Welcome to part two of our two-part blog series, 2023 Economic Outlook, a comprehensive view of the markets, macroeconomics and the valuation landscape put together by our Chief Valuation Officer, Scott Gabehart, and Valuation Analyst, Ryan Thompson. If you missed part one, which focused on a general summary of 2022 economic activity, negative GDP growth and yield curve inversion, you can catch up here. 

Inflation

With increased interest rates and a slowing economy, it is anticipated that the inflation rate will fall closer to 5% by the end of 2023. While this is still above the Federal Reserve’s target rate of 2-2.5%, declining inflation is promising for growth in the second half of the year. 

Interest Rates

The US Federal Reserve (the “Fed”) uses interest rates as a mechanism to combat rising inflation. Throughout 2022, the Fed incrementally increased the federal funds rate from zero to nearly 4.5%. The increase in this rate raises the cost of borrowing money which is meant to curb the demand for goods and services and assist in lowering inflation.

At the end of January 2023, the Federal Reserve increased the funds target rate by another 0.25%; this marks the second straight meeting where the Fed has dialed back the size of the increase. How interest rates move for the rest of 2023 is largely dependent on the movement of inflation.

If inflation continues with its current downward trend, it is likely the Fed could increase interest rates to around 5.0% before pausing. Realistically this additional increase over current rates would come incrementally and could conceivably be accomplished before Summer 2023. At that time, the US could see the rate stabilized and potentially begin to be lowered in the short-term. If inflation continues to be persistent, then the Fed may need to continue increasing interest rates until the inflation trends toward typical averages. 

Public Markets

The three most widely followed indexes in the U.S. are the S&P 500, Dow Jones Industrial Average, and Nasdaq Composite; each of these indices saw their largest annual years since 2008. With continued concern around the Russia-Ukraine conflict, interest rates, inflation and supply chain disruptions, investors can anticipate a tumultuous year for markets. 

Even with lingering uncertainty, the general consensus is that 2023 will end with the S&P 500 hovering around 4,100. For context, the index closed 2022 at 3,839. In many ways, this may also represent a return to normalization after several years of unsustainable valuations.

Business Transaction Activity

The accommodative monetary and fiscal policy in the US, along with the lifting of pandemic-related restrictions, led to a steep increase in business activity in 2021. Much of this momentum carried into the beginning of 2022 before cooling in the later parts of 2022 as rising interest rates impacted the cost to borrow, accommodative policies became contractionary, and overall market sentiment declined.

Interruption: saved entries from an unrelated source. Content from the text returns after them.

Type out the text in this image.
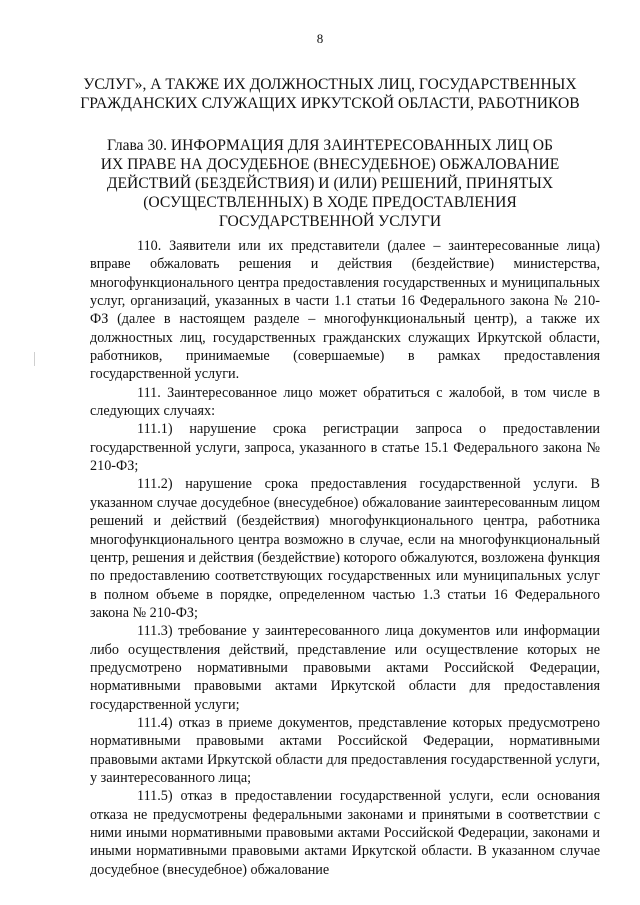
8
УСЛУГ», А ТАКЖЕ ИХ ДОЛЖНОСТНЫХ ЛИЦ, ГОСУДАРСТВЕННЫХ ГРАЖДАНСКИХ СЛУЖАЩИХ ИРКУТСКОЙ ОБЛАСТИ, РАБОТНИКОВ
Глава 30. ИНФОРМАЦИЯ ДЛЯ ЗАИНТЕРЕСОВАННЫХ ЛИЦ ОБ ИХ ПРАВЕ НА ДОСУДЕБНОЕ (ВНЕСУДЕБНОЕ) ОБЖАЛОВАНИЕ ДЕЙСТВИЙ (БЕЗДЕЙСТВИЯ) И (ИЛИ) РЕШЕНИЙ, ПРИНЯТЫХ (ОСУЩЕСТВЛЕННЫХ) В ХОДЕ ПРЕДОСТАВЛЕНИЯ ГОСУДАРСТВЕННОЙ УСЛУГИ

110. Заявители или их представители (далее – заинтересованные лица) вправе обжаловать решения и действия (бездействие) министерства, многофункционального центра предоставления государственных и муниципальных услуг, организаций, указанных в части 1.1 статьи 16 Федерального закона № 210-ФЗ (далее в настоящем разделе – многофункциональный центр), а также их должностных лиц, государственных гражданских служащих Иркутской области, работников, принимаемые (совершаемые) в рамках предоставления государственной услуги.

111. Заинтересованное лицо может обратиться с жалобой, в том числе в следующих случаях:

111.1) нарушение срока регистрации запроса о предоставлении государственной услуги, запроса, указанного в статье 15.1 Федерального закона № 210-ФЗ;

111.2) нарушение срока предоставления государственной услуги. В указанном случае досудебное (внесудебное) обжалование заинтересованным лицом решений и действий (бездействия) многофункционального центра, работника многофункционального центра возможно в случае, если на многофункциональный центр, решения и действия (бездействие) которого обжалуются, возложена функция по предоставлению соответствующих государственных или муниципальных услуг в полном объеме в порядке, определенном частью 1.3 статьи 16 Федерального закона № 210-ФЗ;

111.3) требование у заинтересованного лица документов или информации либо осуществления действий, представление или осуществление которых не предусмотрено нормативными правовыми актами Российской Федерации, нормативными правовыми актами Иркутской области для предоставления государственной услуги;

111.4) отказ в приеме документов, представление которых предусмотрено нормативными правовыми актами Российской Федерации, нормативными правовыми актами Иркутской области для предоставления государственной услуги, у заинтересованного лица;

111.5) отказ в предоставлении государственной услуги, если основания отказа не предусмотрены федеральными законами и принятыми в соответствии с ними иными нормативными правовыми актами Российской Федерации, законами и иными нормативными правовыми актами Иркутской области. В указанном случае досудебное (внесудебное) обжалование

Market activity for 2023 is expected to be in line with the latter part of 2022 but will be largely impacted by how the Fed continues to approach interest rates. The declining transaction activity more likely represents a return to the norm after the abnormal highs of 2021. Businesses with strong financial performance will likely see their valuations and opportunities remain resilient, despite the slowing activity.

It is likely business transaction multiples will fall during 2023 as compared to their 2021 and 2022 levels. Due to a relationship between earnings and transaction multiples known as the “size effect,” whereas when earnings grow so do transaction multiples and vice versa, it is reasonable that depressed company earnings and growth could further soften transaction multiples. Rising interest rates will increase the cost of borrowing, pushing out potential buyers while high inflation weighs in on company profits. The elevated sale prices of the last few years could also be in jeopardy as investors push for lower purchase prices to compensate for increased deal financing costs. With a looming recession and the cost to borrow ever increasing, it is probable that many companies will see stagnant or limited growth, a key variable that will impact business valuations. Simply stated, the increased borrowing costs, reduced profitability, declining market sentiment and slow growth would all aid in less activity and lower multiples.

On the other hand, many investors, including private equity and venture capital, may be waiting for more opportunities in 2023. A large swath of would-be investors waited on the sidelines in the second half of 2022 while the markets absorbed the impacts of inflation, a potential recession, rising interest rates, and geopolitical unrest; each of which came with large uncertainty. While these issues are expected to continue into and throughout 2023, the path forward for these concerns becomes clearer. It is likely that buyers will adapt to the current economic landscape and find a way to get deals done. In some cases, potential buyers are changing the way they will purchase a business, such as purchasing a minority stake so that they do not have to restructure debt at higher rates. Regardless of how the deal activity goes, selling owners can expect deal timelines to take longer as buyers take more time to perform their due diligence.

Looking Ahead

The 2022 year closed with a generally bleak sentiment for the new year; however, there just may be some light at the end of the tunnel. 

Despite some anticipated volatility during the first half of 2023, there are expectations of a more favorable second half. It is likely the United States will continue to battle inflation and rising interest rates throughout a large part of 2023, with each expected to begin subsiding toward the latter part of the year. The general consensus is that GDP growth and markets can expect some turbulence but should end the year on a flat, if not more positive, note.